Abrupt correction of chronic hyponatraemia can cause osmotic demyelination syndrome (ODS) characterized by massive astrocytic death. New research shows that this astrocyte loss is caused by severe alterations of proteostasis including protein aggregation and ubiquitylation.

Fabrice Gankam-Kengne and colleagues had previously shown that astrocyte death is one of the first pathological events in ODS. “We also showed that activation of microglia or breakdown of the blood–brain barrier were not the initiating events, so the question of how and why do astrocytes die remained,” says Gankam-Kengne.

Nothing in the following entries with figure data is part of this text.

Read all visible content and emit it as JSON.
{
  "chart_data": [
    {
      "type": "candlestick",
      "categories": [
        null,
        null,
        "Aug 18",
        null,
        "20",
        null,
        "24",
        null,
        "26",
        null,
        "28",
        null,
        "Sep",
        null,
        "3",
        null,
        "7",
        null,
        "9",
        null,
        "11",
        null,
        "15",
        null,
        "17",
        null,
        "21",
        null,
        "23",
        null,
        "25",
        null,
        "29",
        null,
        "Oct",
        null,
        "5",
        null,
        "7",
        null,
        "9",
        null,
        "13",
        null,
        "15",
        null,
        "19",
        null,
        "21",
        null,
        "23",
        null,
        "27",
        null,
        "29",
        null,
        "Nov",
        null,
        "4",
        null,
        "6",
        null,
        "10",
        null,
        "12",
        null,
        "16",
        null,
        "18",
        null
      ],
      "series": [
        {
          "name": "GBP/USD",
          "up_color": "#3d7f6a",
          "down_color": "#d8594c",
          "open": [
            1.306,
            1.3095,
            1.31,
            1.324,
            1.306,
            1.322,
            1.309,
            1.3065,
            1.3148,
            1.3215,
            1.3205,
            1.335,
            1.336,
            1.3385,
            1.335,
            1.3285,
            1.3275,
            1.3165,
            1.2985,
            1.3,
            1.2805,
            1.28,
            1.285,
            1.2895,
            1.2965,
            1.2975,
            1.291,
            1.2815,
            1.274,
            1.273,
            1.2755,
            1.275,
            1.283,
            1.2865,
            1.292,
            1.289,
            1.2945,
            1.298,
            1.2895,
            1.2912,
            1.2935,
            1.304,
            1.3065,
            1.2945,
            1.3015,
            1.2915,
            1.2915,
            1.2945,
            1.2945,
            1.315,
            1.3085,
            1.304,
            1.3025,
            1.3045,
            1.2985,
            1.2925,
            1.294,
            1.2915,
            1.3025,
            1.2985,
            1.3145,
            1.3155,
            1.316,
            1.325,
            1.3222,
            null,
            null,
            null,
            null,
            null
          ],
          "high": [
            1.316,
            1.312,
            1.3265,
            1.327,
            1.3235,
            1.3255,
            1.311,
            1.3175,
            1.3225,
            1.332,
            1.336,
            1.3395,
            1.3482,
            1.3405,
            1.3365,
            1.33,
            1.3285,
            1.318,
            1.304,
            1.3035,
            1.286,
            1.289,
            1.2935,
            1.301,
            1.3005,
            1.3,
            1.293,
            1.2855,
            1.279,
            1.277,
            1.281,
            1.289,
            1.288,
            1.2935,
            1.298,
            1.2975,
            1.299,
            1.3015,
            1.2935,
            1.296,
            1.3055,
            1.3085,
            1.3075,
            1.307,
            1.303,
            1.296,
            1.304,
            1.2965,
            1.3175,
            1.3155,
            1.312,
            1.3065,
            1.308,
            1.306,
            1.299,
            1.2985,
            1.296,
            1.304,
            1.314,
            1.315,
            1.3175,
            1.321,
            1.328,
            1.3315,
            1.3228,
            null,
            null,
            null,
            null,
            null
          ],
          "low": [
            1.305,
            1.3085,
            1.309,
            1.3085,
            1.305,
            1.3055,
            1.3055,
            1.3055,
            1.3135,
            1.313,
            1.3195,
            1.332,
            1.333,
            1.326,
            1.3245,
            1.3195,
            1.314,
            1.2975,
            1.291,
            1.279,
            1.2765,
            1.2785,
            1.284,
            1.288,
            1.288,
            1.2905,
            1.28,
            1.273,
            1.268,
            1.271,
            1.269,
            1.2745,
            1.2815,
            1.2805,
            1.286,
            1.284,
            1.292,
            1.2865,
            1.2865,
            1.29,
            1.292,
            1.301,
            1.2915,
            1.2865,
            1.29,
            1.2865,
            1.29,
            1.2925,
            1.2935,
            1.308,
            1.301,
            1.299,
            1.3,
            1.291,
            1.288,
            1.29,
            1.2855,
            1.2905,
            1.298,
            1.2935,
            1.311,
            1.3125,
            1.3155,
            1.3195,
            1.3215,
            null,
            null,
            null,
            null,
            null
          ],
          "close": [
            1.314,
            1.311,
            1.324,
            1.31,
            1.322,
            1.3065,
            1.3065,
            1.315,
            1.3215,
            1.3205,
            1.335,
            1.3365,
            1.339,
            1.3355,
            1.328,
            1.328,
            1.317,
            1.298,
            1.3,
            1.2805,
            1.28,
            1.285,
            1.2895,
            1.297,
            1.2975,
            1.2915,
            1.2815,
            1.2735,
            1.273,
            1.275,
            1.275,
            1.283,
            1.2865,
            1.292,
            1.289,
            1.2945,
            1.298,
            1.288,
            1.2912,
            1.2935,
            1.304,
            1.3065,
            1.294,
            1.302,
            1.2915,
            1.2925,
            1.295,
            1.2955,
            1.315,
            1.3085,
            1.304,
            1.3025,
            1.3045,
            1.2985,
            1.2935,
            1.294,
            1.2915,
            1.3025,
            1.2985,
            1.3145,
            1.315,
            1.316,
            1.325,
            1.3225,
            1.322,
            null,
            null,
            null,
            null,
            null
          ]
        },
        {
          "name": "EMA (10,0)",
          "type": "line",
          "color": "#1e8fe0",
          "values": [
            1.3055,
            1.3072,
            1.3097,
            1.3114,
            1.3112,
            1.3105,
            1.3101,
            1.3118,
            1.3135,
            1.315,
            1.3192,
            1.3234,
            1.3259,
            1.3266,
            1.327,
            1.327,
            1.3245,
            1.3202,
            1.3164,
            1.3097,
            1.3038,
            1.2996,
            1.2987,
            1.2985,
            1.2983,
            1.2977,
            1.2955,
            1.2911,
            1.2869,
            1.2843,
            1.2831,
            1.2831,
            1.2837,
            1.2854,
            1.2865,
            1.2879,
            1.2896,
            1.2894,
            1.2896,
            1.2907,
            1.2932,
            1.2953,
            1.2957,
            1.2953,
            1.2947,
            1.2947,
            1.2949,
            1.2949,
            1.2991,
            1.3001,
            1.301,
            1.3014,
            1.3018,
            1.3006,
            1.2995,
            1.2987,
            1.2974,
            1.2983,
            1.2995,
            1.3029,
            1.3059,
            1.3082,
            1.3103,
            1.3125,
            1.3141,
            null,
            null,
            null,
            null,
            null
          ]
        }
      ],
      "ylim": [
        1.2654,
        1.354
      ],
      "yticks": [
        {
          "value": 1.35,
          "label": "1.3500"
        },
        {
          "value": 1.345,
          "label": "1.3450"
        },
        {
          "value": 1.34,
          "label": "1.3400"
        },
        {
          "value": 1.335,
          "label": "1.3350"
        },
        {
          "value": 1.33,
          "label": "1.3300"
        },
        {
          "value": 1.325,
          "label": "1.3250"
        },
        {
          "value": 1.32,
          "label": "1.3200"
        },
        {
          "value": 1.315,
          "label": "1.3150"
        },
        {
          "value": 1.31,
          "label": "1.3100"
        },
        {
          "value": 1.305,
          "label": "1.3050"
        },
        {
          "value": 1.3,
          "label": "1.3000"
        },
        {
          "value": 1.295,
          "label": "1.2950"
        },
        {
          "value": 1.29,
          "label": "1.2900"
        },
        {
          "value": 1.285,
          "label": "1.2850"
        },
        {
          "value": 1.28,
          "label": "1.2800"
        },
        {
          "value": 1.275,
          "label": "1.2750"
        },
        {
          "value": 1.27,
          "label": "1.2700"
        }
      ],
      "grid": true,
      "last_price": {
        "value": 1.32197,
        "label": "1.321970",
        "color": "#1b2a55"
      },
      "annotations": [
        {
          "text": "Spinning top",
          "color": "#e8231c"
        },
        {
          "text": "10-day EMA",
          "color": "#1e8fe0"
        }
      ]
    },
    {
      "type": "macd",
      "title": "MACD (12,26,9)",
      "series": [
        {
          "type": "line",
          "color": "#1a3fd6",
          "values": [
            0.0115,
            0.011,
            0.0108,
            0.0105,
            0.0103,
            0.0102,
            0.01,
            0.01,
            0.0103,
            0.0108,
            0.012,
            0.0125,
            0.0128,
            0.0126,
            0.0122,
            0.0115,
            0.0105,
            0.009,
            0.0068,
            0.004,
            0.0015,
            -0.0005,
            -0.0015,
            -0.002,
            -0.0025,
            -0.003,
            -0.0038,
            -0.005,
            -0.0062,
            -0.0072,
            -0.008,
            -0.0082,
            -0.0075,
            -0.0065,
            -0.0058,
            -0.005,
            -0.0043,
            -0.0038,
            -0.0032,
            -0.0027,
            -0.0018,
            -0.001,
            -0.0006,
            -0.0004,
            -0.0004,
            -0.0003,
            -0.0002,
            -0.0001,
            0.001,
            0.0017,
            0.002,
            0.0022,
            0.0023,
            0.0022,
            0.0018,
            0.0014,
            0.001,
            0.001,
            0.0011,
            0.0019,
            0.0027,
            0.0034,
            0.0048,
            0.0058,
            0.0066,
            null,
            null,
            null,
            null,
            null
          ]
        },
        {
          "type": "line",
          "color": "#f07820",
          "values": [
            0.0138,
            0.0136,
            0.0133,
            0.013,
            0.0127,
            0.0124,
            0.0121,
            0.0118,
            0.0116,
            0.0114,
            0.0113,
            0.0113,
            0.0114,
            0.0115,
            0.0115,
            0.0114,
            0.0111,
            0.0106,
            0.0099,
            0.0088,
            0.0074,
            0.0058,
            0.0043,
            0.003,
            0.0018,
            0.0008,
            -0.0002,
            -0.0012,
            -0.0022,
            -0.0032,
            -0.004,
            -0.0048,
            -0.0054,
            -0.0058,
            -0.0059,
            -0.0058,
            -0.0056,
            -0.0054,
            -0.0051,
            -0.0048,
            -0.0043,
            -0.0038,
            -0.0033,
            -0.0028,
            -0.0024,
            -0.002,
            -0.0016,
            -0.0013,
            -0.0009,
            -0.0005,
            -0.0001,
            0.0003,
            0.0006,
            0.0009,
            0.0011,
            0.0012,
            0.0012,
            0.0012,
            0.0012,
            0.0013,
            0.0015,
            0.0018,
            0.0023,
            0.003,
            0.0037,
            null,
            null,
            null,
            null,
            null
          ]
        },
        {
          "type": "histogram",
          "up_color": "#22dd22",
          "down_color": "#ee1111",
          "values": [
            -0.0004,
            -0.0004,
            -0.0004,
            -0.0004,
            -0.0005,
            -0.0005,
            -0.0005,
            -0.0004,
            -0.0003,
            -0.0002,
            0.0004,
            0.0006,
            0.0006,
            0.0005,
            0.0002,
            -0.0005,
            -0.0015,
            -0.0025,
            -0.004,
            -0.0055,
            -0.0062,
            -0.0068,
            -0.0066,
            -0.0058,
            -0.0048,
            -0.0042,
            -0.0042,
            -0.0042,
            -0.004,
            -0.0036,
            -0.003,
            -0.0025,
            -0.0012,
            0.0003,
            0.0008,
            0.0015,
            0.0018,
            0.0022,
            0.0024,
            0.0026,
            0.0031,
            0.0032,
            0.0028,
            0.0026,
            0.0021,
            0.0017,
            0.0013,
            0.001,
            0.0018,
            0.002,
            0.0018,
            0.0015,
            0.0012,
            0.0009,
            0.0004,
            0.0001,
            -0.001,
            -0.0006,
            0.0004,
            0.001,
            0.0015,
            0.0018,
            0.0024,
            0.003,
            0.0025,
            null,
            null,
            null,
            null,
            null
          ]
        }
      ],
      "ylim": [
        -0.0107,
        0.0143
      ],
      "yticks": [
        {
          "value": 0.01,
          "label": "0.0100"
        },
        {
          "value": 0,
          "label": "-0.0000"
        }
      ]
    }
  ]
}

urea might help to maintain adequate protein folding and act as a chemical chaperone

Using a rat model of osmotic demyelination, the researchers showed that rapid correction of hyponatraemia induced perinuclear protein aggregates, high levels of ubiquitylated proteins, endoplasmic reticulum (ER) chaperones and markers of ER stress, increased autophagy, unfolded protein response (UPR) activation and DNA damage in astrocytes. Abrupt restoration of sodium levels also altered the balance of apoptotic proteins and led to cell-cycle arrest in astrocytes. All of these pathological changes were restricted to astrocytes in regions prone to demyelination in ODS.

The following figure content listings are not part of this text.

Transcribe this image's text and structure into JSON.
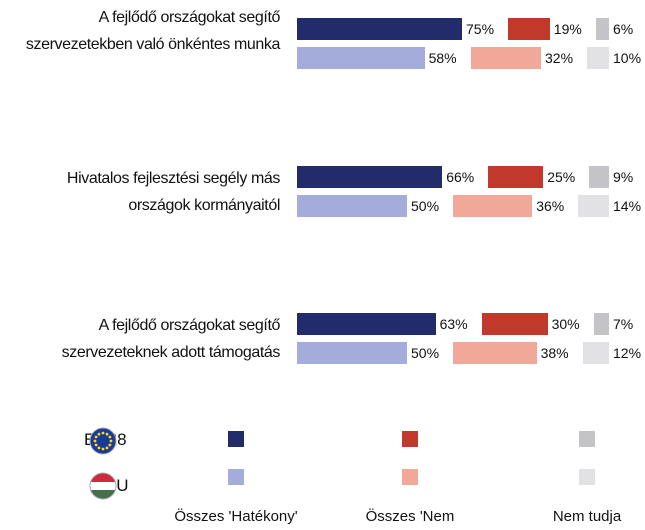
{
  "chart_data": {
    "type": "bar",
    "orientation": "horizontal",
    "stacking": "sequential",
    "categories": [
      "A fejlődő országokat segítő szervezetekben való önkéntes munka",
      "Hivatalos fejlesztési segély más országok kormányaitól",
      "A fejlődő országokat segítő szervezeteknek adott támogatás"
    ],
    "groups": [
      "EU28",
      "HU"
    ],
    "series": [
      {
        "name": "Összes 'Hatékony'",
        "colors": [
          "#232c6b",
          "#a4acdb"
        ],
        "values": [
          [
            75,
            58
          ],
          [
            66,
            50
          ],
          [
            63,
            50
          ]
        ],
        "value_labels": [
          [
            "75%",
            "58%"
          ],
          [
            "66%",
            "50%"
          ],
          [
            "63%",
            "50%"
          ]
        ]
      },
      {
        "name": "Összes 'Nem",
        "colors": [
          "#c0392b",
          "#f2a898"
        ],
        "values": [
          [
            19,
            32
          ],
          [
            25,
            36
          ],
          [
            30,
            38
          ]
        ],
        "value_labels": [
          [
            "19%",
            "32%"
          ],
          [
            "25%",
            "36%"
          ],
          [
            "30%",
            "38%"
          ]
        ]
      },
      {
        "name": "Nem tudja",
        "colors": [
          "#c4c4c8",
          "#e2e2e5"
        ],
        "values": [
          [
            6,
            10
          ],
          [
            9,
            14
          ],
          [
            7,
            12
          ]
        ],
        "value_labels": [
          [
            "6%",
            "10%"
          ],
          [
            "9%",
            "14%"
          ],
          [
            "7%",
            "12%"
          ]
        ]
      }
    ]
  }
}
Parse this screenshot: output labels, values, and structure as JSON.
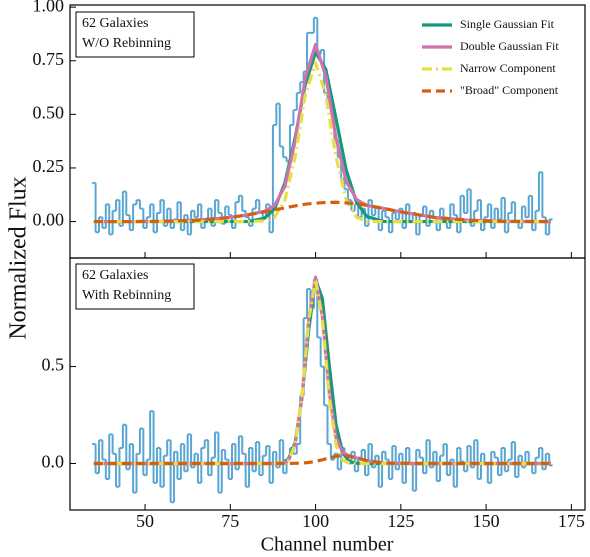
{
  "chart_data": [
    {
      "type": "line",
      "ylabel": "Normalized Flux",
      "annotation": [
        "62 Galaxies",
        "W/O Rebinning"
      ],
      "xlim": [
        28,
        179
      ],
      "ylim": [
        -0.17,
        1.01
      ],
      "xticks": [
        50,
        75,
        100,
        125,
        150,
        175
      ],
      "yticks": [
        {
          "value": 0,
          "label": "0.00"
        },
        0.25,
        {
          "value": 0.5,
          "label": "0.50"
        },
        0.75,
        {
          "value": 1,
          "label": "1.00"
        }
      ],
      "legend": "upper right",
      "histogram": {
        "color": "#5aa6d2",
        "x": [
          35,
          36,
          37,
          38,
          39,
          40,
          41,
          42,
          43,
          44,
          45,
          46,
          47,
          48,
          49,
          50,
          51,
          52,
          53,
          54,
          55,
          56,
          57,
          58,
          59,
          60,
          61,
          62,
          63,
          64,
          65,
          66,
          67,
          68,
          69,
          70,
          71,
          72,
          73,
          74,
          75,
          76,
          77,
          78,
          79,
          80,
          81,
          82,
          83,
          84,
          85,
          86,
          87,
          88,
          89,
          90,
          91,
          92,
          93,
          94,
          95,
          96,
          97,
          98,
          99,
          100,
          101,
          102,
          103,
          104,
          105,
          106,
          107,
          108,
          109,
          110,
          111,
          112,
          113,
          114,
          115,
          116,
          117,
          118,
          119,
          120,
          121,
          122,
          123,
          124,
          125,
          126,
          127,
          128,
          129,
          130,
          131,
          132,
          133,
          134,
          135,
          136,
          137,
          138,
          139,
          140,
          141,
          142,
          143,
          144,
          145,
          146,
          147,
          148,
          149,
          150,
          151,
          152,
          153,
          154,
          155,
          156,
          157,
          158,
          159,
          160,
          161,
          162,
          163,
          164,
          165,
          166,
          167,
          168,
          169
        ],
        "values": [
          0.18,
          -0.05,
          0.02,
          -0.03,
          0.08,
          -0.06,
          0.05,
          0.1,
          -0.02,
          0.14,
          0.03,
          -0.04,
          0.08,
          0.1,
          0.06,
          -0.03,
          0.02,
          0.08,
          -0.05,
          0.04,
          0.1,
          -0.02,
          0.06,
          -0.03,
          0.01,
          0.09,
          -0.04,
          0.03,
          -0.06,
          0.05,
          0.02,
          0.08,
          -0.03,
          0.0,
          0.06,
          -0.02,
          0.1,
          0.04,
          -0.01,
          0.07,
          0.03,
          -0.03,
          0.09,
          0.12,
          0.05,
          0.02,
          -0.02,
          0.06,
          0.1,
          0.04,
          0.02,
          0.08,
          -0.05,
          0.45,
          0.55,
          0.35,
          0.3,
          0.28,
          0.45,
          0.52,
          0.6,
          0.65,
          0.7,
          0.88,
          0.88,
          0.95,
          0.78,
          0.8,
          0.6,
          0.55,
          0.5,
          0.38,
          0.3,
          0.2,
          0.15,
          0.1,
          0.05,
          0.08,
          0.02,
          0.06,
          -0.02,
          0.1,
          0.03,
          0.07,
          -0.04,
          0.05,
          0.02,
          -0.05,
          0.04,
          0.01,
          0.06,
          -0.03,
          0.08,
          0.0,
          0.04,
          -0.06,
          0.03,
          0.07,
          -0.02,
          0.05,
          0.02,
          -0.04,
          0.06,
          0.01,
          -0.03,
          0.08,
          0.03,
          -0.05,
          0.12,
          0.04,
          0.15,
          -0.02,
          0.05,
          0.1,
          -0.04,
          0.02,
          0.08,
          -0.03,
          0.06,
          0.01,
          0.11,
          -0.05,
          0.04,
          0.09,
          0.0,
          -0.03,
          0.07,
          0.02,
          0.12,
          -0.04,
          0.05,
          0.23,
          0.02,
          -0.06,
          0.01
        ]
      },
      "x": [
        35,
        45,
        55,
        65,
        75,
        80,
        85,
        88,
        91,
        94,
        97,
        100,
        103,
        106,
        109,
        112,
        115,
        120,
        125,
        135,
        145,
        155,
        169
      ],
      "series": [
        {
          "name": "Single Gaussian Fit",
          "color": "#14997a",
          "style": "solid",
          "values": [
            0,
            0,
            0,
            0,
            0,
            0,
            0.015,
            0.06,
            0.18,
            0.39,
            0.64,
            0.79,
            0.71,
            0.48,
            0.24,
            0.09,
            0.024,
            0,
            0,
            0,
            0,
            0,
            0
          ]
        },
        {
          "name": "Double Gaussian Fit",
          "color": "#cf72b0",
          "style": "solid",
          "values": [
            0,
            0,
            0.001,
            0.006,
            0.019,
            0.031,
            0.048,
            0.075,
            0.164,
            0.373,
            0.671,
            0.826,
            0.679,
            0.39,
            0.187,
            0.103,
            0.076,
            0.061,
            0.045,
            0.019,
            0.006,
            0.001,
            0
          ]
        },
        {
          "name": "Narrow Component",
          "color": "#e6e045",
          "style": "dashdot",
          "values": [
            0,
            0,
            0,
            0,
            0,
            0,
            0.003,
            0.02,
            0.1,
            0.3,
            0.59,
            0.74,
            0.59,
            0.3,
            0.1,
            0.02,
            0,
            0,
            0,
            0,
            0,
            0,
            0
          ]
        },
        {
          "name": "\"Broad\" Component",
          "color": "#d5600c",
          "style": "dashed",
          "values": [
            0,
            0,
            0.001,
            0.006,
            0.019,
            0.031,
            0.045,
            0.055,
            0.064,
            0.073,
            0.081,
            0.086,
            0.089,
            0.09,
            0.087,
            0.083,
            0.076,
            0.061,
            0.045,
            0.019,
            0.006,
            0.001,
            0
          ]
        }
      ]
    },
    {
      "type": "line",
      "xlabel": "Channel number",
      "annotation": [
        "62 Galaxies",
        "With Rebinning"
      ],
      "xlim": [
        28,
        179
      ],
      "ylim": [
        -0.24,
        1.06
      ],
      "xticks": [
        50,
        75,
        100,
        125,
        150,
        175
      ],
      "yticks": [
        {
          "value": 0,
          "label": "0.0"
        },
        0.5
      ],
      "histogram": {
        "color": "#5aa6d2",
        "x": [
          35,
          36,
          37,
          38,
          39,
          40,
          41,
          42,
          43,
          44,
          45,
          46,
          47,
          48,
          49,
          50,
          51,
          52,
          53,
          54,
          55,
          56,
          57,
          58,
          59,
          60,
          61,
          62,
          63,
          64,
          65,
          66,
          67,
          68,
          69,
          70,
          71,
          72,
          73,
          74,
          75,
          76,
          77,
          78,
          79,
          80,
          81,
          82,
          83,
          84,
          85,
          86,
          87,
          88,
          89,
          90,
          91,
          92,
          93,
          94,
          95,
          96,
          97,
          98,
          99,
          100,
          101,
          102,
          103,
          104,
          105,
          106,
          107,
          108,
          109,
          110,
          111,
          112,
          113,
          114,
          115,
          116,
          117,
          118,
          119,
          120,
          121,
          122,
          123,
          124,
          125,
          126,
          127,
          128,
          129,
          130,
          131,
          132,
          133,
          134,
          135,
          136,
          137,
          138,
          139,
          140,
          141,
          142,
          143,
          144,
          145,
          146,
          147,
          148,
          149,
          150,
          151,
          152,
          153,
          154,
          155,
          156,
          157,
          158,
          159,
          160,
          161,
          162,
          163,
          164,
          165,
          166,
          167,
          168,
          169
        ],
        "values": [
          0.1,
          -0.05,
          0.12,
          0.02,
          -0.08,
          0.15,
          0.05,
          -0.12,
          0.08,
          0.2,
          -0.03,
          0.1,
          -0.15,
          0.05,
          0.18,
          -0.06,
          0.02,
          0.27,
          -0.1,
          0.08,
          -0.12,
          0.04,
          0.12,
          -0.2,
          0.06,
          -0.08,
          0.1,
          -0.04,
          0.15,
          -0.02,
          0.05,
          -0.1,
          0.08,
          0.12,
          -0.06,
          0.03,
          0.16,
          -0.15,
          0.07,
          0.02,
          -0.08,
          0.1,
          -0.03,
          0.14,
          0.05,
          -0.12,
          0.08,
          -0.04,
          0.11,
          -0.06,
          0.04,
          0.09,
          -0.1,
          0.06,
          -0.02,
          0.12,
          -0.05,
          0.02,
          0.08,
          0.05,
          0.1,
          0.35,
          0.75,
          0.9,
          0.8,
          0.95,
          0.65,
          0.5,
          0.3,
          0.1,
          0.02,
          0.05,
          -0.03,
          0.08,
          0.04,
          0.0,
          0.06,
          -0.04,
          0.03,
          0.07,
          -0.06,
          0.1,
          -0.02,
          0.04,
          -0.12,
          0.06,
          0.02,
          -0.08,
          0.09,
          -0.03,
          0.05,
          -0.1,
          0.08,
          0.0,
          -0.14,
          0.07,
          0.03,
          -0.05,
          0.12,
          -0.02,
          0.06,
          -0.09,
          0.04,
          0.1,
          -0.06,
          0.02,
          -0.12,
          0.08,
          0.01,
          -0.04,
          0.09,
          -0.02,
          0.12,
          -0.08,
          0.05,
          0.0,
          -0.1,
          0.06,
          0.03,
          -0.06,
          0.08,
          -0.04,
          0.02,
          0.11,
          -0.07,
          0.04,
          -0.02,
          0.06,
          0.0,
          -0.05,
          0.03,
          0.08,
          -0.03,
          0.05,
          -0.01
        ]
      },
      "x": [
        35,
        50,
        65,
        80,
        88,
        90,
        92,
        94,
        96,
        98,
        100,
        102,
        104,
        106,
        108,
        110,
        112,
        115,
        120,
        130,
        150,
        169
      ],
      "series": [
        {
          "color": "#14997a",
          "style": "solid",
          "values": [
            0,
            0,
            0,
            0,
            0,
            0.003,
            0.022,
            0.107,
            0.336,
            0.69,
            0.95,
            0.85,
            0.51,
            0.2,
            0.053,
            0.009,
            0.001,
            0,
            0,
            0,
            0,
            0
          ]
        },
        {
          "color": "#cf72b0",
          "style": "solid",
          "values": [
            0,
            0,
            0,
            0,
            0,
            0.002,
            0.016,
            0.097,
            0.342,
            0.745,
            0.961,
            0.759,
            0.369,
            0.133,
            0.056,
            0.039,
            0.029,
            0.015,
            0.002,
            0,
            0,
            0
          ]
        },
        {
          "color": "#e6e045",
          "style": "dashdot",
          "values": [
            0,
            0,
            0,
            0,
            0,
            0.002,
            0.016,
            0.096,
            0.34,
            0.74,
            0.95,
            0.74,
            0.34,
            0.096,
            0.016,
            0.002,
            0,
            0,
            0,
            0,
            0,
            0
          ]
        },
        {
          "color": "#d5600c",
          "style": "dashed",
          "values": [
            0,
            0,
            0,
            0,
            0,
            0,
            0.0002,
            0.0008,
            0.002,
            0.005,
            0.011,
            0.019,
            0.029,
            0.037,
            0.04,
            0.037,
            0.029,
            0.015,
            0.002,
            0,
            0,
            0
          ]
        }
      ]
    }
  ]
}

Interestingly, correction of hyponatraemia with urea decreased the levels of ubiquitylated proteins, ER stress markers, UPR activation and autophagy, restored the balance of apoptotic proteins and prevented DNA damage. “These results confirm that in osmotic stress conditions, urea might help to maintain adequate protein folding and act as a chemical chaperone, much like organic osmolytes,” says Gankam-Kengne.

In future studies, the researchers plan to investigate how the brain senses changes osmolality and if classic osmolytes such as myoinositol preserve proteostasis. “It will also be interesting to see if the changes that we saw in the rat brain are also present in human autopsy material,” says Gankam-Kengne.